By Huw Jones
LONDON (Reuters) – Poor trading data is hampering the European Union’s capital market, ruling out any radical reform to securities rules before statistics have been improved, a senior official from the bloc said on Friday.
Banks and stock exchanges are at loggerheads over changes being considered by Brussels to the EU’s bond and stock trading rules, knowns as ‘MiFID II’.
Exchanges want a 15-minute delay in how their prices are published across markets in a planned “consolidated tape” of completed transactions, while asset managers and regulators want real-time publication.
Bourses also want tougher rules on trading away from mainstream platforms but banks say such moves are unnecessary because most trading happens on exchanges. Banks say figures showing a large volume of trading happening off exchanges are swelled by ‘technical’ trades that have no influence on prices.
“Before we have a complete picture, we are not going to take overly radical decisions,” Tilman Lueder, head of securities markets at the EU’s executive, the European Commission, told an event held by European markets lobby AFME.
Commission proposals to amend MiFID II are due before year end as the bloc seeks to deepen its capital market after Britain’s exit last December.
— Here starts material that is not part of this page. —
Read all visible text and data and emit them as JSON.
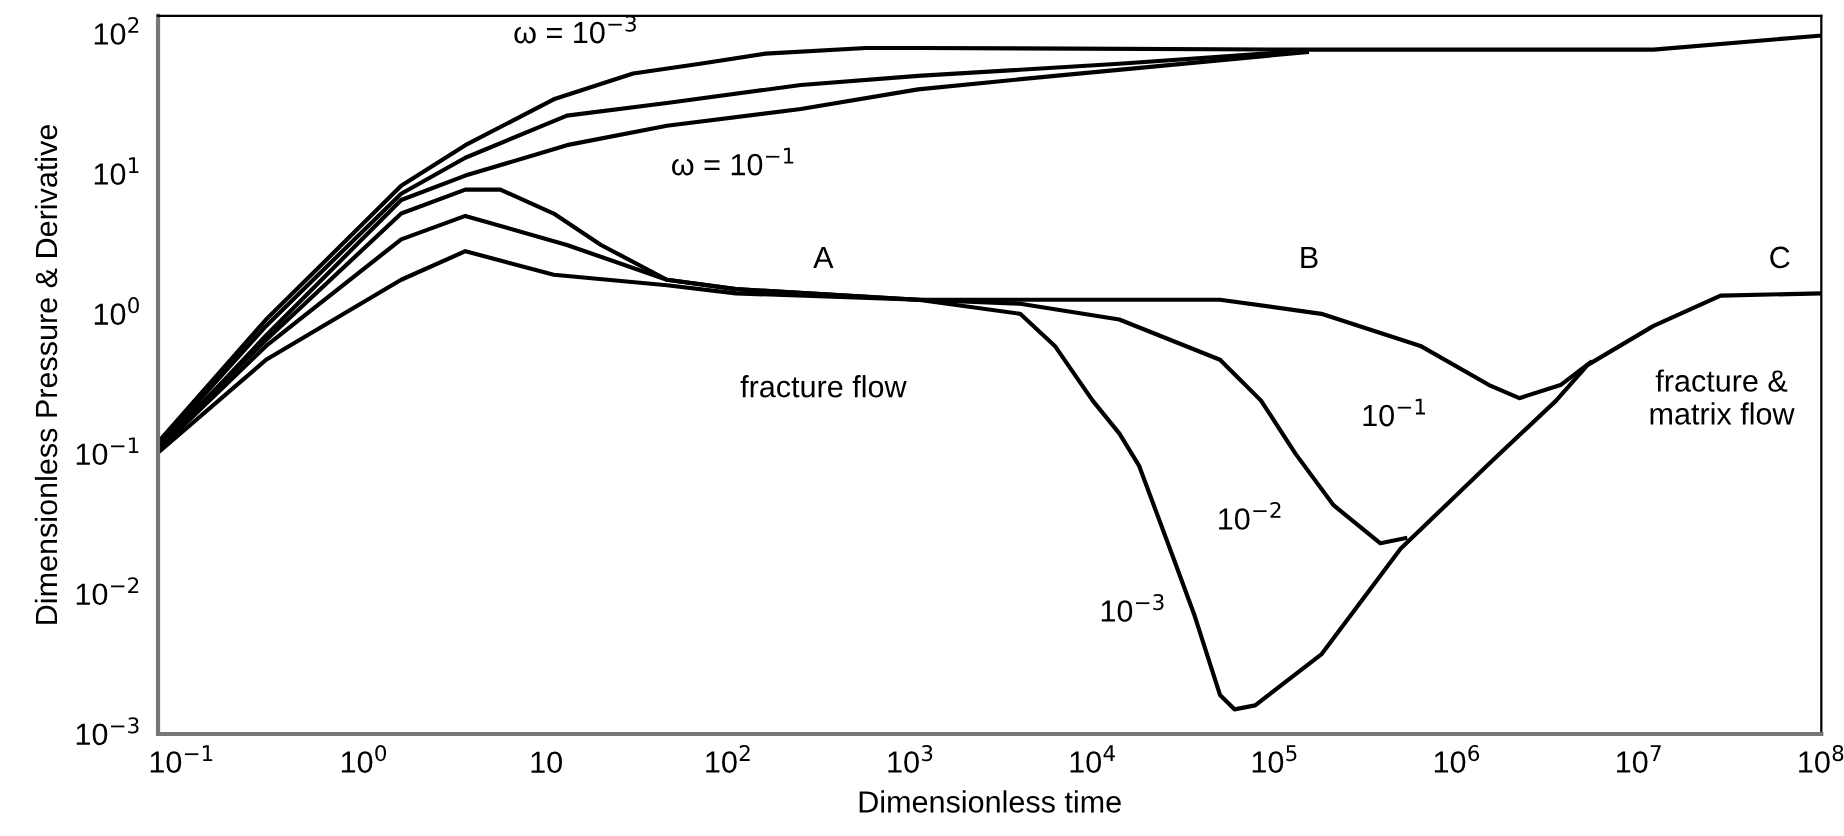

Lueder said retail investors, key to deepening the bloc’s capital market, are “third tier” participants due to the lag in the prices they get, compared with deep-pocketed players who can afford real time prices.
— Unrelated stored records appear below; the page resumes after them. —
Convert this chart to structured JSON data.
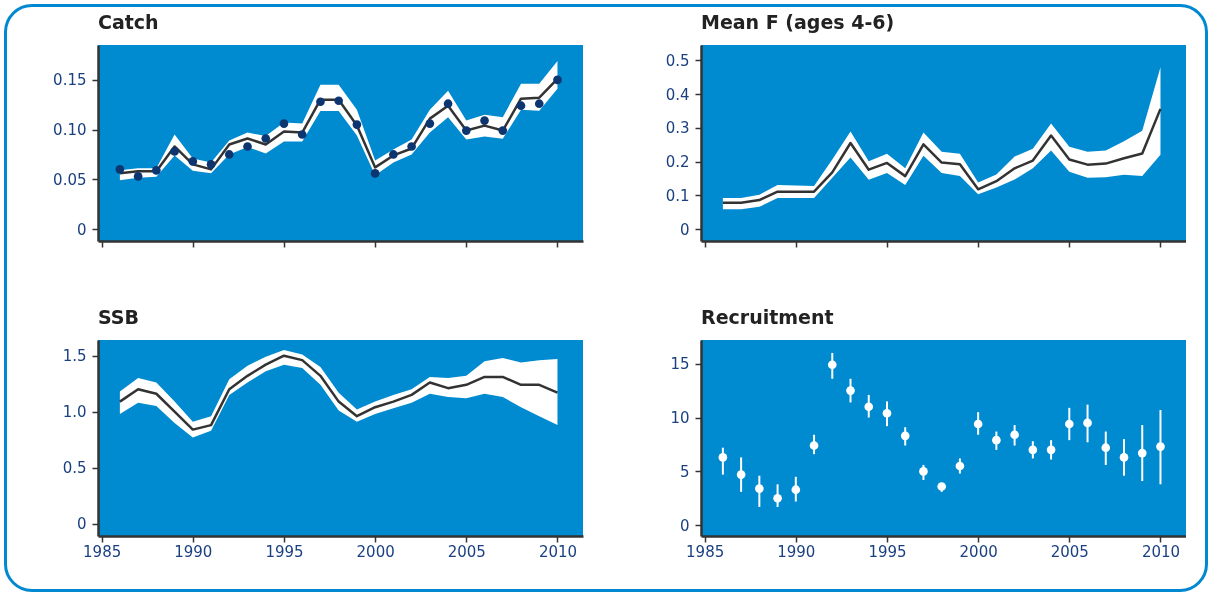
{
  "chart_data": [
    {
      "type": "line",
      "title": "Catch",
      "x": [
        1986,
        1987,
        1988,
        1989,
        1990,
        1991,
        1992,
        1993,
        1994,
        1995,
        1996,
        1997,
        1998,
        1999,
        2000,
        2001,
        2002,
        2003,
        2004,
        2005,
        2006,
        2007,
        2008,
        2009,
        2010
      ],
      "xlim": [
        1984.8,
        2011.4
      ],
      "xticks": [
        1985,
        1990,
        1995,
        2000,
        2005,
        2010
      ],
      "ylim": [
        -0.012,
        0.185
      ],
      "yticks": [
        0,
        {
          "value": 0.05,
          "label": "0.05"
        },
        {
          "value": 0.1,
          "label": "0.10"
        },
        {
          "value": 0.15,
          "label": "0.15"
        }
      ],
      "tick_labels": "y",
      "series": [
        {
          "color": "#333333",
          "values": [
            0.056,
            0.058,
            0.058,
            0.083,
            0.065,
            0.06,
            0.085,
            0.091,
            0.085,
            0.098,
            0.097,
            0.13,
            0.13,
            0.104,
            0.062,
            0.074,
            0.081,
            0.111,
            0.124,
            0.099,
            0.104,
            0.099,
            0.131,
            0.132,
            0.151
          ],
          "lower": [
            0.049,
            0.0515,
            0.0526,
            0.074,
            0.0587,
            0.056,
            0.075,
            0.0826,
            0.076,
            0.088,
            0.088,
            0.1186,
            0.1186,
            0.094,
            0.054,
            0.067,
            0.075,
            0.097,
            0.1125,
            0.09,
            0.093,
            0.0907,
            0.12,
            0.119,
            0.141
          ],
          "upper": [
            0.059,
            0.061,
            0.061,
            0.095,
            0.071,
            0.067,
            0.089,
            0.097,
            0.0935,
            0.107,
            0.106,
            0.145,
            0.145,
            0.12,
            0.069,
            0.08,
            0.09,
            0.12,
            0.139,
            0.109,
            0.115,
            0.1125,
            0.146,
            0.146,
            0.169
          ]
        },
        {
          "type": "scatter",
          "color": "#0d3570",
          "values": [
            0.06,
            0.053,
            0.059,
            0.078,
            0.068,
            0.065,
            0.075,
            0.083,
            0.091,
            0.106,
            0.095,
            0.128,
            0.129,
            0.105,
            0.056,
            0.075,
            0.083,
            0.106,
            0.126,
            0.099,
            0.109,
            0.099,
            0.124,
            0.126,
            0.15
          ]
        }
      ]
    },
    {
      "type": "line",
      "title": "Mean F (ages 4-6)",
      "x": [
        1986,
        1987,
        1988,
        1989,
        1990,
        1991,
        1992,
        1993,
        1994,
        1995,
        1996,
        1997,
        1998,
        1999,
        2000,
        2001,
        2002,
        2003,
        2004,
        2005,
        2006,
        2007,
        2008,
        2009,
        2010
      ],
      "xlim": [
        1984.8,
        2011.4
      ],
      "xticks": [
        1985,
        1990,
        1995,
        2000,
        2005,
        2010
      ],
      "ylim": [
        -0.035,
        0.545
      ],
      "yticks": [
        0,
        0.1,
        0.2,
        0.3,
        0.4,
        0.5
      ],
      "tick_labels": "y",
      "series": [
        {
          "color": "#333333",
          "values": [
            0.078,
            0.078,
            0.086,
            0.111,
            0.111,
            0.111,
            0.168,
            0.255,
            0.176,
            0.196,
            0.157,
            0.251,
            0.197,
            0.192,
            0.118,
            0.142,
            0.18,
            0.203,
            0.277,
            0.206,
            0.191,
            0.194,
            0.21,
            0.224,
            0.356
          ],
          "lower": [
            0.059,
            0.059,
            0.066,
            0.092,
            0.092,
            0.092,
            0.152,
            0.212,
            0.146,
            0.166,
            0.131,
            0.217,
            0.166,
            0.157,
            0.103,
            0.123,
            0.147,
            0.18,
            0.233,
            0.17,
            0.152,
            0.154,
            0.161,
            0.157,
            0.22
          ],
          "upper": [
            0.092,
            0.092,
            0.102,
            0.131,
            0.129,
            0.128,
            0.206,
            0.289,
            0.201,
            0.223,
            0.18,
            0.286,
            0.229,
            0.223,
            0.138,
            0.162,
            0.215,
            0.238,
            0.313,
            0.244,
            0.229,
            0.233,
            0.26,
            0.291,
            0.479
          ]
        }
      ]
    },
    {
      "type": "line",
      "title": "SSB",
      "x": [
        1986,
        1987,
        1988,
        1989,
        1990,
        1991,
        1992,
        1993,
        1994,
        1995,
        1996,
        1997,
        1998,
        1999,
        2000,
        2001,
        2002,
        2003,
        2004,
        2005,
        2006,
        2007,
        2008,
        2009,
        2010
      ],
      "xlim": [
        1984.8,
        2011.4
      ],
      "xticks": [
        1985,
        1990,
        1995,
        2000,
        2005,
        2010
      ],
      "ylim": [
        -0.11,
        1.64
      ],
      "yticks": [
        0,
        0.5,
        {
          "value": 1,
          "label": "1.0"
        },
        1.5
      ],
      "series": [
        {
          "color": "#333333",
          "values": [
            1.09,
            1.2,
            1.16,
            1.0,
            0.84,
            0.88,
            1.2,
            1.32,
            1.42,
            1.5,
            1.46,
            1.32,
            1.09,
            0.96,
            1.04,
            1.09,
            1.15,
            1.26,
            1.21,
            1.24,
            1.31,
            1.31,
            1.24,
            1.24,
            1.17
          ],
          "lower": [
            0.98,
            1.08,
            1.05,
            0.9,
            0.77,
            0.83,
            1.15,
            1.26,
            1.36,
            1.42,
            1.39,
            1.24,
            1.01,
            0.91,
            0.98,
            1.03,
            1.08,
            1.16,
            1.13,
            1.12,
            1.16,
            1.13,
            1.04,
            0.96,
            0.88
          ],
          "upper": [
            1.18,
            1.3,
            1.26,
            1.09,
            0.91,
            0.96,
            1.29,
            1.41,
            1.49,
            1.55,
            1.51,
            1.4,
            1.17,
            1.02,
            1.09,
            1.15,
            1.2,
            1.31,
            1.3,
            1.32,
            1.45,
            1.48,
            1.44,
            1.46,
            1.47
          ]
        }
      ]
    },
    {
      "type": "scatter",
      "title": "Recruitment",
      "x": [
        1986,
        1987,
        1988,
        1989,
        1990,
        1991,
        1992,
        1993,
        1994,
        1995,
        1996,
        1997,
        1998,
        1999,
        2000,
        2001,
        2002,
        2003,
        2004,
        2005,
        2006,
        2007,
        2008,
        2009,
        2010
      ],
      "xlim": [
        1984.8,
        2011.4
      ],
      "xticks": [
        1985,
        1990,
        1995,
        2000,
        2005,
        2010
      ],
      "ylim": [
        -1,
        17.2
      ],
      "yticks": [
        0,
        5,
        10,
        15
      ],
      "series": [
        {
          "color": "#ffffff",
          "values": [
            6.3,
            4.7,
            3.4,
            2.5,
            3.3,
            7.4,
            14.9,
            12.5,
            11,
            10.4,
            8.3,
            5,
            3.6,
            5.5,
            9.4,
            7.9,
            8.4,
            7,
            7,
            9.4,
            9.5,
            7.2,
            6.3,
            6.7,
            7.3
          ],
          "errors": [
            [
              4.7,
              7.2
            ],
            [
              3.1,
              6.3
            ],
            [
              1.7,
              4.6
            ],
            [
              1.7,
              3.8
            ],
            [
              2.2,
              4.5
            ],
            [
              6.6,
              8.4
            ],
            [
              13.6,
              16
            ],
            [
              11.4,
              13.6
            ],
            [
              10,
              12.1
            ],
            [
              9.2,
              11.5
            ],
            [
              7.4,
              9.1
            ],
            [
              4.2,
              5.6
            ],
            [
              3.1,
              3.9
            ],
            [
              4.8,
              6.2
            ],
            [
              8.4,
              10.5
            ],
            [
              7,
              8.7
            ],
            [
              7.4,
              9.3
            ],
            [
              6.2,
              7.8
            ],
            [
              6.1,
              7.9
            ],
            [
              7.9,
              10.9
            ],
            [
              7.7,
              11.2
            ],
            [
              5.6,
              8.7
            ],
            [
              4.6,
              8
            ],
            [
              4.1,
              9.3
            ],
            [
              3.8,
              10.7
            ]
          ]
        }
      ]
    }
  ]
}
“We need to get the retail more involved and the only way to do this is to give them information parity with the rest of the market,” Lueder said.
“Our proposal will leave a lot of scope for private initiative, and lot of scope for people to register as a provider of a tape to get harmonised data, whether they want to provide this on a delayed basis or on a real time basis,” Lueder said.
“I think we should leave the market also some opportunity to take some decisions here.”